Beal’s service took place during the Clinton administration’s “Don’t Ask, Don’t Tell” policy that lasted from 1994 to 2011. DADT prohibited discrimination against closeted LGBTQ+ people, as well as barring openly gay people from military service.

Earlier this year, Lanza suggested Beal present at the Advancing IDEA (inclusion, diversity, equity and accessibility) in Planetary Science conference, sponsored by the Lunar Planetary Institute.

“Diversity isn’t about just checking a box but rather about hiring and retaining the best talent,” Lanza says. “Roberta wrote an abstract on the history of NASA [and LGBTQ+ people], as well as what we can do to make people feel more welcome, so we have the best people and ideas coming from every community.”

Beal’s group leader at the time, Brad Cooke, said it was one of the most interesting abstracts he’d read in a while.

“Roberta is sharing the difficult biases she has needlessly faced and has had to overcome,” Cooke says. “I don’t believe this was easy for Roberta but needed to be done to educate managers like me and others on institutional biases/impediments.
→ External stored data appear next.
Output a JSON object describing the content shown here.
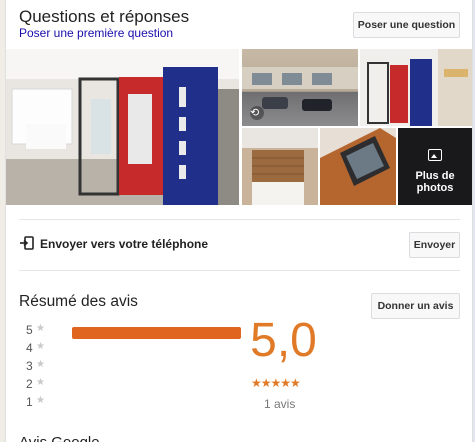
{
  "qa": {
    "title": "Questions et réponses",
    "first_question_link": "Poser une première question",
    "ask_button": "Poser une question"
  },
  "photos": {
    "more_label": "Plus de photos",
    "more_icon": "photos-icon",
    "street_icon": "street-view-icon"
  },
  "send": {
    "label": "Envoyer vers votre téléphone",
    "button": "Envoyer",
    "icon": "send-to-phone-icon"
  },
  "reviews": {
    "title": "Résumé des avis",
    "write_button": "Donner un avis",
    "rating": "5,0",
    "stars": "★★★★★",
    "count": "1 avis",
    "accent_color": "#e07a27",
    "breakdown": [
      {
        "stars": "5",
        "value": 1.0
      },
      {
        "stars": "4",
        "value": 0
      },
      {
        "stars": "3",
        "value": 0
      },
      {
        "stars": "2",
        "value": 0
      },
      {
        "stars": "1",
        "value": 0
      }
    ]
  },
  "next_section": {
    "title": "Avis Google"
  }
}
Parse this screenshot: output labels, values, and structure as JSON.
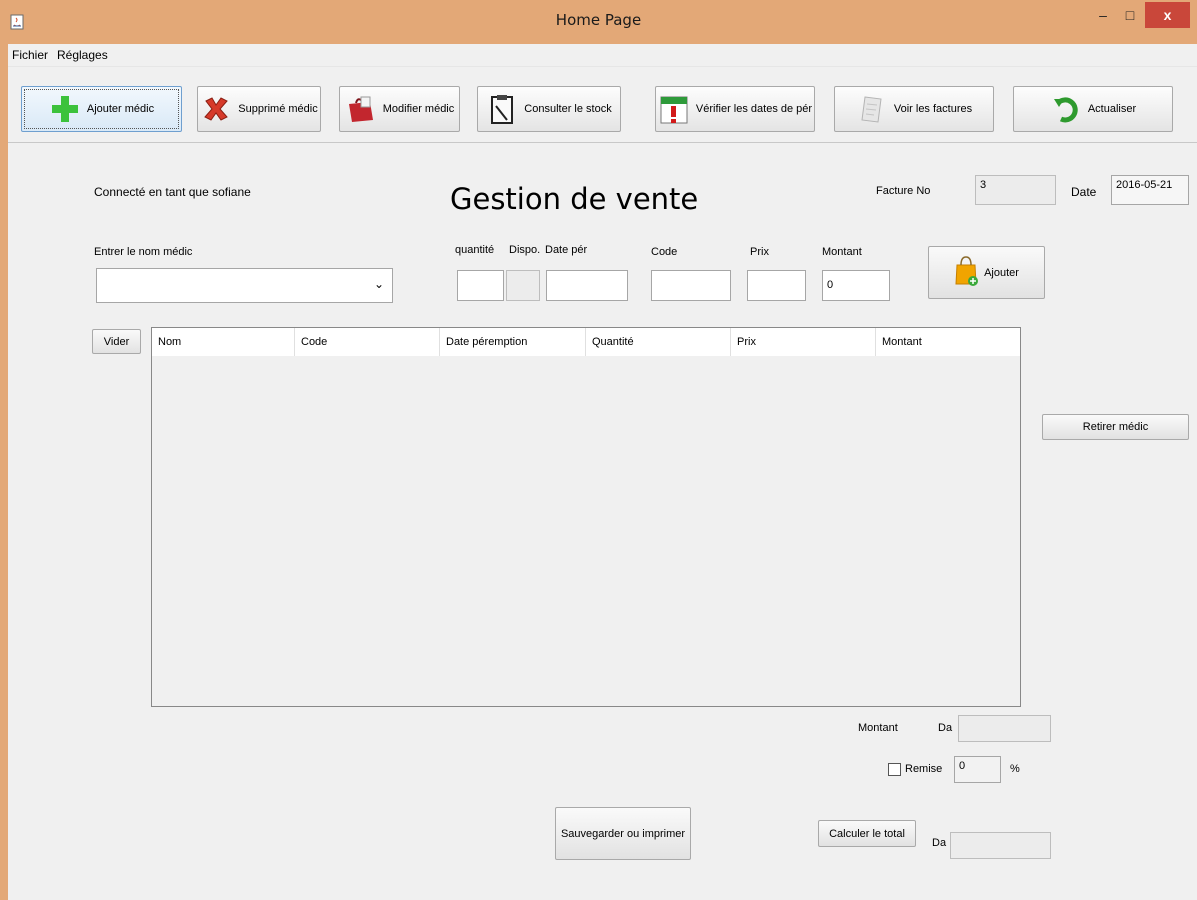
{
  "window": {
    "title": "Home Page",
    "close_glyph": "x",
    "minimize_glyph": "–",
    "maximize_glyph": "□"
  },
  "menu": {
    "items": [
      "Fichier",
      "Réglages"
    ]
  },
  "toolbar": {
    "buttons": [
      {
        "label": "Ajouter médic",
        "icon": "green-plus-icon"
      },
      {
        "label": "Supprimé médic",
        "icon": "red-x-icon"
      },
      {
        "label": "Modifier médic",
        "icon": "red-bag-icon"
      },
      {
        "label": "Consulter le stock",
        "icon": "clipboard-icon"
      },
      {
        "label": "Vérifier les dates de pér",
        "icon": "calendar-icon"
      },
      {
        "label": "Voir les factures",
        "icon": "receipt-icon"
      },
      {
        "label": "Actualiser",
        "icon": "refresh-icon"
      }
    ]
  },
  "header": {
    "connected_label": "Connecté en tant que  sofiane",
    "page_title": "Gestion de vente",
    "facture_label": "Facture No",
    "facture_value": "3",
    "date_label": "Date",
    "date_value": "2016-05-21"
  },
  "form": {
    "medic_label": "Entrer le nom médic",
    "medic_value": "",
    "quantite_label": "quantité",
    "dispo_label": "Dispo.",
    "date_per_label": "Date pér",
    "code_label": "Code",
    "prix_label": "Prix",
    "montant_label": "Montant",
    "montant_value": "0",
    "ajouter_label": "Ajouter"
  },
  "table": {
    "vider_label": "Vider",
    "columns": [
      "Nom",
      "Code",
      "Date péremption",
      "Quantité",
      "Prix",
      "Montant"
    ],
    "rows": []
  },
  "side": {
    "retirer_label": "Retirer médic"
  },
  "summary": {
    "montant_label": "Montant",
    "currency_label": "Da",
    "remise_label": "Remise",
    "remise_value": "0",
    "percent_label": "%",
    "calculer_label": "Calculer le total",
    "total_currency_label": "Da",
    "save_label": "Sauvegarder ou imprimer"
  },
  "colors": {
    "title_bar": "#e3a877",
    "close_button": "#c9473a",
    "window_bg": "#f0f0f0"
  }
}
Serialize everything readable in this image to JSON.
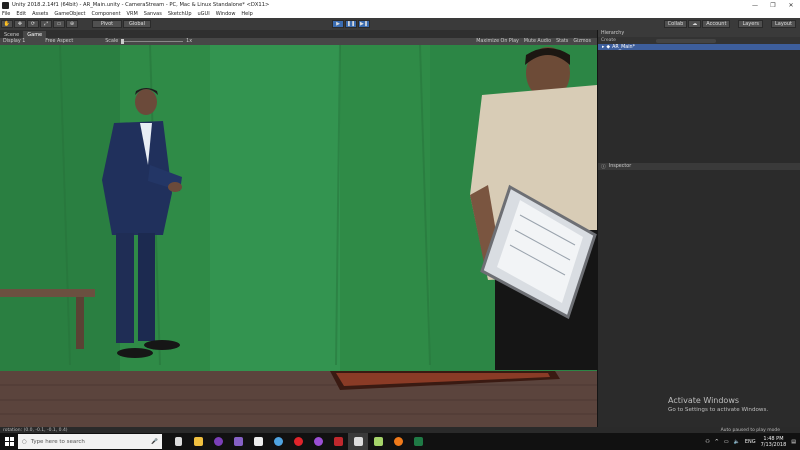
{
  "window": {
    "title": "Unity 2018.2.14f1 (64bit) - AR_Main.unity - CameraStream - PC, Mac & Linux Standalone* <DX11>"
  },
  "menu": [
    "File",
    "Edit",
    "Assets",
    "GameObject",
    "Component",
    "VRM",
    "Sanvas",
    "SketchUp",
    "uGUI",
    "Window",
    "Help"
  ],
  "toolbar": {
    "pivot": "Pivot",
    "global": "Global",
    "collab": "Collab",
    "account": "Account",
    "layers": "Layers",
    "layout": "Layout"
  },
  "tabs": {
    "scene": "Scene",
    "game": "Game"
  },
  "gamebar": {
    "display": "Display 1",
    "aspect": "Free Aspect",
    "scale_label": "Scale",
    "scale_value": "1x",
    "maximize": "Maximize On Play",
    "mute": "Mute Audio",
    "stats": "Stats",
    "gizmos": "Gizmos"
  },
  "hierarchy": {
    "title": "Hierarchy",
    "create": "Create",
    "item": "AR_Main*"
  },
  "inspector": {
    "title": "Inspector"
  },
  "watermark": {
    "title": "Activate Windows",
    "subtitle": "Go to Settings to activate Windows."
  },
  "status": {
    "left": "rotation: (0.0, -0.1, -0.1, 0.4)",
    "right": "Auto paused to play mode"
  },
  "taskbar": {
    "search_placeholder": "Type here to search",
    "lang": "ENG",
    "time": "1:48 PM",
    "date": "7/13/2018"
  }
}
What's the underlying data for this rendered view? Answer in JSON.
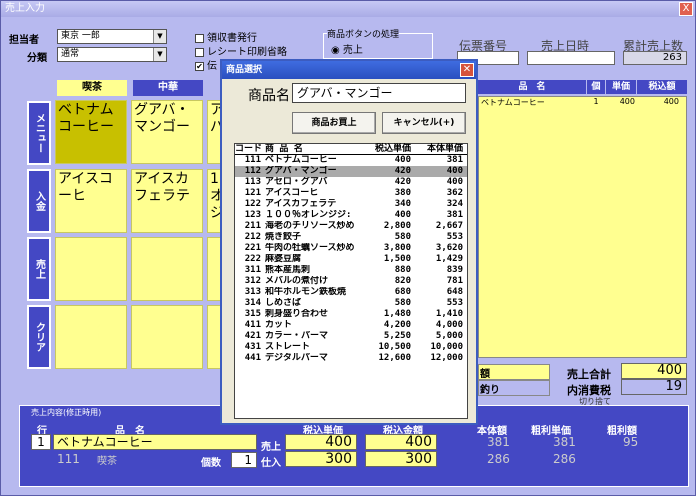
{
  "window": {
    "title": "売上入力",
    "close": "X"
  },
  "header": {
    "staff_label": "担当者",
    "staff_value": "東京 一郎",
    "category_label": "分類",
    "category_value": "通常",
    "chk1": "領収書発行",
    "chk2": "レシート印刷省略",
    "chk3": "伝",
    "group_label": "商品ボタンの処理",
    "radio_label": "売上",
    "slip_label": "伝票番号",
    "date_label": "売上日時",
    "cum_label": "累計売上数",
    "cum_value": "263"
  },
  "categories": [
    "喫茶",
    "中華"
  ],
  "side_buttons": [
    "メニュー",
    "入金",
    "売上",
    "クリア"
  ],
  "menu_cells": [
    [
      "ベトナムコーヒー",
      "グアバ・マンゴー",
      "アイ\nパ"
    ],
    [
      "アイスコーヒ",
      "アイスカフェラテ",
      "1\nオ\nジ"
    ]
  ],
  "cart": {
    "headers": [
      "品　名",
      "個",
      "単価",
      "税込額"
    ],
    "rows": [
      [
        "ベトナムコーヒー",
        "1",
        "400",
        "400"
      ]
    ]
  },
  "totals": {
    "amount_label": "額",
    "change_label": "釣り",
    "subtotal_label": "売上合計",
    "subtotal_value": "400",
    "tax_label": "内消費税",
    "tax_value": "19",
    "round_note": "切り捨て"
  },
  "dialog": {
    "title": "商品選択",
    "name_label": "商品名",
    "name_value": "グアバ・マンゴー",
    "buy_button": "商品お買上",
    "cancel_button": "キャンセル(+)",
    "headers": [
      "コード",
      "商 品 名",
      "税込単価",
      "本体単価"
    ],
    "items": [
      [
        "111",
        "ベトナムコーヒー",
        "400",
        "381"
      ],
      [
        "112",
        "グアバ・マンゴー",
        "420",
        "400"
      ],
      [
        "113",
        "アセロ・グアバ",
        "420",
        "400"
      ],
      [
        "121",
        "アイスコーヒ",
        "380",
        "362"
      ],
      [
        "122",
        "アイスカフェラテ",
        "340",
        "324"
      ],
      [
        "123",
        "１００％オレンジジ:",
        "400",
        "381"
      ],
      [
        "211",
        "海老のチリソース炒め",
        "2,800",
        "2,667"
      ],
      [
        "212",
        "焼き餃子",
        "580",
        "553"
      ],
      [
        "221",
        "牛肉の牡蠣ソース炒め",
        "3,800",
        "3,620"
      ],
      [
        "222",
        "麻婆豆腐",
        "1,500",
        "1,429"
      ],
      [
        "311",
        "熊本産馬刺",
        "880",
        "839"
      ],
      [
        "312",
        "メバルの煮付け",
        "820",
        "781"
      ],
      [
        "313",
        "和牛ホルモン鉄板焼",
        "680",
        "648"
      ],
      [
        "314",
        "しめさば",
        "580",
        "553"
      ],
      [
        "315",
        "刺身盛り合わせ",
        "1,480",
        "1,410"
      ],
      [
        "411",
        "カット",
        "4,200",
        "4,000"
      ],
      [
        "421",
        "カラー・パーマ",
        "5,250",
        "5,000"
      ],
      [
        "431",
        "ストレート",
        "10,500",
        "10,000"
      ],
      [
        "441",
        "デジタルパーマ",
        "12,600",
        "12,000"
      ]
    ],
    "selected_index": 1
  },
  "detail": {
    "section_label": "売上内容(修正時用)",
    "row_label": "行",
    "name_label": "品　名",
    "row_value": "1",
    "name_value": "ベトナムコーヒー",
    "code": "111",
    "category": "喫茶",
    "qty_label": "個数",
    "qty_value": "1",
    "sales_label": "売上",
    "stock_label": "仕入",
    "taxunit_label": "税込単価",
    "taxtotal_label": "税込金額",
    "sales_unit": "400",
    "sales_total": "400",
    "stock_unit": "300",
    "stock_total": "300",
    "base_label": "本体額",
    "gross_unit_label": "粗利単価",
    "gross_label": "粗利額",
    "base_sales": "381",
    "gross_unit_sales": "381",
    "gross_sales": "95",
    "base_stock": "286",
    "gross_unit_stock": "286"
  }
}
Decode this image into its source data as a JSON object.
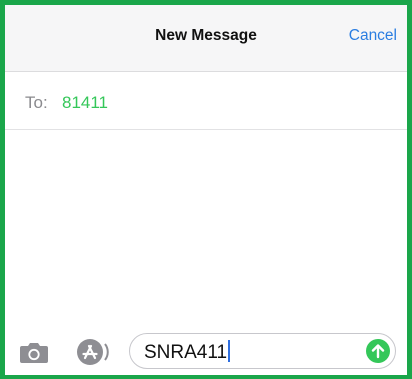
{
  "header": {
    "title": "New Message",
    "cancel_label": "Cancel"
  },
  "recipient": {
    "label": "To:",
    "value": "81411"
  },
  "composer": {
    "message_text": "SNRA411",
    "camera_icon": "camera-icon",
    "appstore_icon": "app-store-icon",
    "send_icon": "send-arrow-up-icon"
  },
  "colors": {
    "frame_border": "#1aa64a",
    "accent_blue": "#2a7de1",
    "recipient_green": "#34c759",
    "send_button": "#34c759"
  }
}
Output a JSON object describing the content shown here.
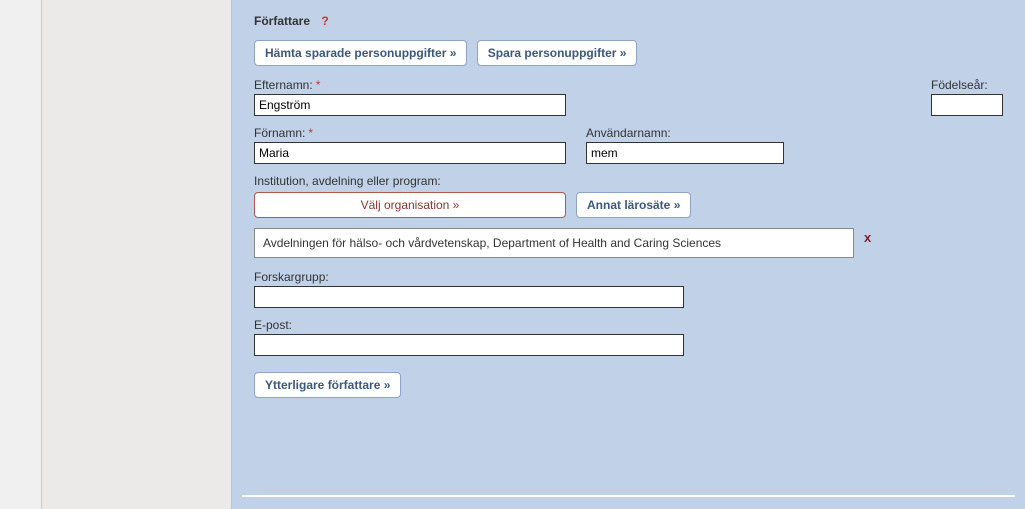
{
  "title": "Författare",
  "help_icon": "?",
  "buttons": {
    "fetch_saved": "Hämta sparade personuppgifter »",
    "save_personal": "Spara personuppgifter »",
    "choose_org": "Välj organisation »",
    "other_uni": "Annat lärosäte »",
    "more_authors": "Ytterligare författare »"
  },
  "labels": {
    "lastname": "Efternamn:",
    "birthyear": "Födelseår:",
    "firstname": "Förnamn:",
    "username": "Användarnamn:",
    "institution": "Institution, avdelning eller program:",
    "researchgroup": "Forskargrupp:",
    "email": "E-post:"
  },
  "values": {
    "lastname": "Engström",
    "birthyear": "",
    "firstname": "Maria",
    "username": "mem",
    "researchgroup": "",
    "email": ""
  },
  "organisation": "Avdelningen för hälso- och vårdvetenskap, Department of Health and Caring Sciences",
  "delete_symbol": "x"
}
Without awareness and appropriate change, the Lab will not be able to recruit, develop and retain top talent like Roberta. And make no mistake, Roberta is exactly the talent the Laboratory is looking for.”

Activism and powerlifting

Beal is proud to have helped revitalize the Employee Resource Groups at the Lab, especially as the chair and later co-chair of Prism, the lesbian, gay, bisexual, transgender and queer-plus (LGBTQ+) group. When they joined Los Alamos in 2017, Beal says, “I was looking for my people and I didn’t see them,” so they and others kick-started the LGBTQ+ ERG back into a vibrant group.

The group’s first activity was an event where passers-by wrote affirming messages on sticky notes in the colors of the rainbow that filled the windows of the Otowi Building breezeway, which is on the Laboratory’s campus.

Beal is most proud of Prism’s initiative to fly the rainbow flag and the Progress Pride flags in front of the Otowi Building (and eventually other Lab locations as well) during Pride Month. Beal also collaborated with community members to create a Los Alamos Pride Month event, and spoke at the County’s Pride Month proclamation ceremony. This year marks the fifth annual LA Pride. 

While Prism co-chair, Beal also attended the Out in Science, Technology, Engineering and Mathematics (oSTEM) conference with other Lab employees.

As a member of the Veterans Employee Resource Group, Beal is supporting an ongoing initiative to raise awareness about gendered language use at the Lab. “We learned to call people ‘sir’ and ‘ma’am’ in the military. Now we can unlearn it. I’m working on my own use of gendered language and catch myself using ‘guys.’”

With the Veterans Employee Resource Group, Beal organized a commemorative 9/11 Patriot Liftoff competition at the Lab a few years ago, combining their veteran and competitive powerlifter identities. “I’ve been lifting for years,” Beal says. “It’s about your own strength at the end of the day. You’re the only one picking that weight up off the floor.”